# Can Anyone Help Please?



## stevo61 (Sep 6, 2009)

Due to our coming re-location to an apartment our cats, Casper and Smudge, require a new home.

They are 14 years old, are brother and sister, speyed and neutered.

They are loving cats who enjoy human affection.

If you, or someone you know, can adopt either Casper or Smudge or both please PM me.

Thanks for your help.

Stevo61


----------



## LisaB (Apr 24, 2009)

As old timers - can't you take them with you? Also I would advise they go together at this age.................


----------



## Hezbez (Feb 7, 2009)

I agree, it would be very hard on them to be separated, on top of also going to a new home at their age.


----------



## cater_racer (May 1, 2005)

Why are you bothering us with this, are we the RSPCA?


----------



## mandyandandy (Oct 1, 2006)

Some peoples attitude really shocks me sometimes, so unkind. 

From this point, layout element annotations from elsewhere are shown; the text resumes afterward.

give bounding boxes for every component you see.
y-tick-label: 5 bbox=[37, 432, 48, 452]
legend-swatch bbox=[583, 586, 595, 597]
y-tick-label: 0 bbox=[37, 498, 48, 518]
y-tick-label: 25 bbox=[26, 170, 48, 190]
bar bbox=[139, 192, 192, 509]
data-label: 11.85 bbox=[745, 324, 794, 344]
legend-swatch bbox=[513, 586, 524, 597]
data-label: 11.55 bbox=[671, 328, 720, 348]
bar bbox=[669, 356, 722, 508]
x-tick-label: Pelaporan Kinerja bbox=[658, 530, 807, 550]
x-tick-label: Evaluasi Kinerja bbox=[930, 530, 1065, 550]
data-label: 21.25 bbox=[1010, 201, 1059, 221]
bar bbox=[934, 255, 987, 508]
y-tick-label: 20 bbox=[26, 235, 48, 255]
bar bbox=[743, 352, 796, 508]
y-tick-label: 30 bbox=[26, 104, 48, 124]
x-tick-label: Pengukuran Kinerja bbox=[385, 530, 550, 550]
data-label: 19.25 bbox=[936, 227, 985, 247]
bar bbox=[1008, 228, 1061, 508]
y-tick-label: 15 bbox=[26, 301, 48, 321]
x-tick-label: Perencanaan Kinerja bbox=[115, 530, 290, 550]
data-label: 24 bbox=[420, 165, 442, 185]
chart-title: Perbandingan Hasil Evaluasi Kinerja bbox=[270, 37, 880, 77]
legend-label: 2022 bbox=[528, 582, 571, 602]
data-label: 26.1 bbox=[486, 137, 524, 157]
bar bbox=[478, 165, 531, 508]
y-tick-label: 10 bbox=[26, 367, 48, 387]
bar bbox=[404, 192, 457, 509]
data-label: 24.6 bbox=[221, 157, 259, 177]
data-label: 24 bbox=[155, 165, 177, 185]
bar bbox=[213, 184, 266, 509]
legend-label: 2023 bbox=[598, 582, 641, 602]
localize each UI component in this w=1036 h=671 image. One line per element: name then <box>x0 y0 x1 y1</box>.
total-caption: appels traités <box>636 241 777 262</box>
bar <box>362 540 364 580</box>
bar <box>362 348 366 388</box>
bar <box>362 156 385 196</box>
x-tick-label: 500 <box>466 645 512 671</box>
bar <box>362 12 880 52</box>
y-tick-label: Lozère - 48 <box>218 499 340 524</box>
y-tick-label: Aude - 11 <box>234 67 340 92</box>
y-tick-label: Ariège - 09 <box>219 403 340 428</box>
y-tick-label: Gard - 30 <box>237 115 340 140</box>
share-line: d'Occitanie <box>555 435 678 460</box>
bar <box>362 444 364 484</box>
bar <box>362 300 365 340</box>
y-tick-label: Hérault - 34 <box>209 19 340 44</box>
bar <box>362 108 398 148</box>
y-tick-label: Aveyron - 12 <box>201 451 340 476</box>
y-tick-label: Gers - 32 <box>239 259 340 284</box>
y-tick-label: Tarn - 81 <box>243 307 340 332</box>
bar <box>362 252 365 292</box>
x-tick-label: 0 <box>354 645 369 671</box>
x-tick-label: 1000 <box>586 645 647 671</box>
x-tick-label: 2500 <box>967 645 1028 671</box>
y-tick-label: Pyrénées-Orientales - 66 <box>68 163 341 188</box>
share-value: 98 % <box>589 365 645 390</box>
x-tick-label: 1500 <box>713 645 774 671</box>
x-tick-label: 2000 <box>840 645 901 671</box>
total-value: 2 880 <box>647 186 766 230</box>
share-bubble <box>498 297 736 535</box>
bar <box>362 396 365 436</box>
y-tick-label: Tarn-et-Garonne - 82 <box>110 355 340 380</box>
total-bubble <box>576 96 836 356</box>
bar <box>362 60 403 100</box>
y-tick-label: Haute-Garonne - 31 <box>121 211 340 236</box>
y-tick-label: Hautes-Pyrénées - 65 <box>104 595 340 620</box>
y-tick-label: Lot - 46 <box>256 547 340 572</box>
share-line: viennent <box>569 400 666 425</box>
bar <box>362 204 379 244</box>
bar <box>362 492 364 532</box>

The guy is upset about having to find a home for his cats, there are a lot of animal loving people on this forum and he thought it a good place to start. 

What was the harm in that? 

Mandy


----------



## dawnwynne (Nov 14, 2009)

I agree Mandy

Cater-racer I would suggest that if you are not interested than you don't read the thread...there is absolutely no need to be so rude.

Stevo,

Wish we could help out but our dogs would not be very happy about it! Good luck, I hope you find them a good home where they can stay together.


----------



## stevo61 (Sep 6, 2009)

hi all

just an update.

I have now found a new home for my 2 cats ,so they will stay together.

thank's for the all the positive posts


----------



## greygit (Apr 15, 2007)

cater_racer said:


> Why are you bothering us with this, are we the RSPCA?


Bad day?

Gary


----------